Science Fan Fiction on Film
Clark Lindsey pointed me to an article about a group of Star Trek fans who have taken to making their own episodes. Two episodes are available online for free download, and the third one has just wrapped filming and should be released in the summer.

I haven't seen the episodes yet, but the production value apparently is quite impressive. Check out the pictures of the third episode. Their effort has caught a lot of interest, as evidenced by Walter Koenig's (Pavel Chekov in the series and movies) participation in the third episode.

In the entry, Clark wishes that a real sci-fi adventure could catch that kind of interest.

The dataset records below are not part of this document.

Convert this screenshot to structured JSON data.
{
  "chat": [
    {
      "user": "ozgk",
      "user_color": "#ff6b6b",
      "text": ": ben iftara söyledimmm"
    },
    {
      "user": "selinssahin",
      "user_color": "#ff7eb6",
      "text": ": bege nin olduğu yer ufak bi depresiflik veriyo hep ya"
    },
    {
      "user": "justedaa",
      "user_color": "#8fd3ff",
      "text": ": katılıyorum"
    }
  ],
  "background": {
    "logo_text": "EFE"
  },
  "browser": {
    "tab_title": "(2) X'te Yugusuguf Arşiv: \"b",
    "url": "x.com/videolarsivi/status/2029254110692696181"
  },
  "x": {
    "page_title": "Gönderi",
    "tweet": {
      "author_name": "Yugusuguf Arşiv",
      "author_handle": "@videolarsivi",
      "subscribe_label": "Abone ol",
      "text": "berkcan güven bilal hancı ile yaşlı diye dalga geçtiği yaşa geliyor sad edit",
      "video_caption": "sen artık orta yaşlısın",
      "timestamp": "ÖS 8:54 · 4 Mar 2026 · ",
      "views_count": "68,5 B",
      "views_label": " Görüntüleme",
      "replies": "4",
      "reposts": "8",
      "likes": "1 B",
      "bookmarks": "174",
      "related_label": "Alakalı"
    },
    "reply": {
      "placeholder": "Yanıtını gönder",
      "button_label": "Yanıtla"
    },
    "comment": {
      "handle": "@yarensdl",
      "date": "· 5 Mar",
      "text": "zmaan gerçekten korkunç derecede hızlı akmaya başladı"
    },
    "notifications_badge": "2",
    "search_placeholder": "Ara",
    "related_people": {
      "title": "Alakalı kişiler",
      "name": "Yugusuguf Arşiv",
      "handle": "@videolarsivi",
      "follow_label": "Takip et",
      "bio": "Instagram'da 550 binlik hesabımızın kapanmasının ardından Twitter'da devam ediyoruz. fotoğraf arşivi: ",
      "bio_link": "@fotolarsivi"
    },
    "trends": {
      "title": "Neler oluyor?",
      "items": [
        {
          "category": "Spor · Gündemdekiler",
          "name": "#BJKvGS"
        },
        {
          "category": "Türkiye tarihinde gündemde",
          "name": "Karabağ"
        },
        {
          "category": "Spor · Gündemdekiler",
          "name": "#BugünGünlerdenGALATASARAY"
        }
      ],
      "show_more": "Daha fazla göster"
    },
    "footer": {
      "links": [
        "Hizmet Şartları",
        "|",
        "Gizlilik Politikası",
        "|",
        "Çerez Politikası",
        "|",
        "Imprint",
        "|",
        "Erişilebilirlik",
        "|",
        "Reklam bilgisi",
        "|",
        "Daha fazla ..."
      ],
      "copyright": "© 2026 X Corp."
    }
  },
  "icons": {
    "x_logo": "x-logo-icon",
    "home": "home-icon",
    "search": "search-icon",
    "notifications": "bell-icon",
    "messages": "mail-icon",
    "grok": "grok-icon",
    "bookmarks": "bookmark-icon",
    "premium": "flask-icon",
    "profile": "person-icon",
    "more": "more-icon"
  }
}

If only.

It is quite a testament to what today's technology allows a group of motivated people to do.
8:38 pm est

Monday, December 5, 2005

Here's a job I Could Really get in to
The European Space Agency has an Advanced Concepts Team. Based on their website, it appears as though part of their job involves writing short web-based summaries of technologies which may or may not be useful to future space missions.

I came across the website when I did a search on Millisecond Pulsars for Navigation. Basically, a craft would use the timing signals from naturally-occuring time standards (the pulsars) to calculate the craft's position. I'd heard of the concept being researched, and the ESA ACT summary was pretty thorough in pointing out the goods and the bads in the concept. Good: stable time reference, should allow computation of location to within 1000km (useful for some applications, but not others such as planetary approach) Bad: Either the integration time (time to figure out where you are) is on the order of an hour, or multiple antennas of the 10m size are required.

Any sort of independent flight in space will require be greatly assisted by the capability to determine its own position in space. I've got an idea perking which may serve a few needs and perhaps make some money. More to come.
8:09 pm est

Sunday, December 4, 2005

Apparently Coherent Analysis
I've never been a big fan of Jeffrey Bell, a frequent contributor at In my opinion, most of his pieces, while they contain elements of inarguable fact, have enough hyperbole in them to make them unuseful. His latest, however, appears to break that streak. Unfortunately, the method of reading it is a little odd (web page, followed by download for the rest if you're interested), I think it's worth the effort. Essentially, he believes that the ESAS architecture (he calls it Apollo 2) will take much more money than anyone is estimating to do anything worthwhile. Another option that wasn't taken, keeping the original Apollo hardware size, would also have worked and made a much more useful infrastructure for future missions.
3:20 pm est

Thursday, December 1, 2005

Could'a Written Part of the Speech Myself
To start, a disclaimer. I've never claimed to have originated the idea of fuel/supply depots, just thought about them a lot and written about them a bit. I posted earlier about the speech where Mike Griffin brings up supply depots. At the time, I'd only read the cited the article, now lost to url oblivion, not the speech itself (Acrobat Reader required). He actually goes into some interesting detail, including dangling a possible $500M out there (subject to congressional approval, of course, which tends to be the hard part) for early commercial efforts to gain access to ISS. Later, he gets more specific about things that a supply depot could do:
If the Earth departure stage could be refueled on-orbit, the crew and all high-value hardware could be launched using a single SDHLV, and all of this could be sent to the Moon.
Read the whole thing. I'm pretty sure that one speech isn't enough to build a business plan on, but if it's followed with action, there may be enough to build a plan on later.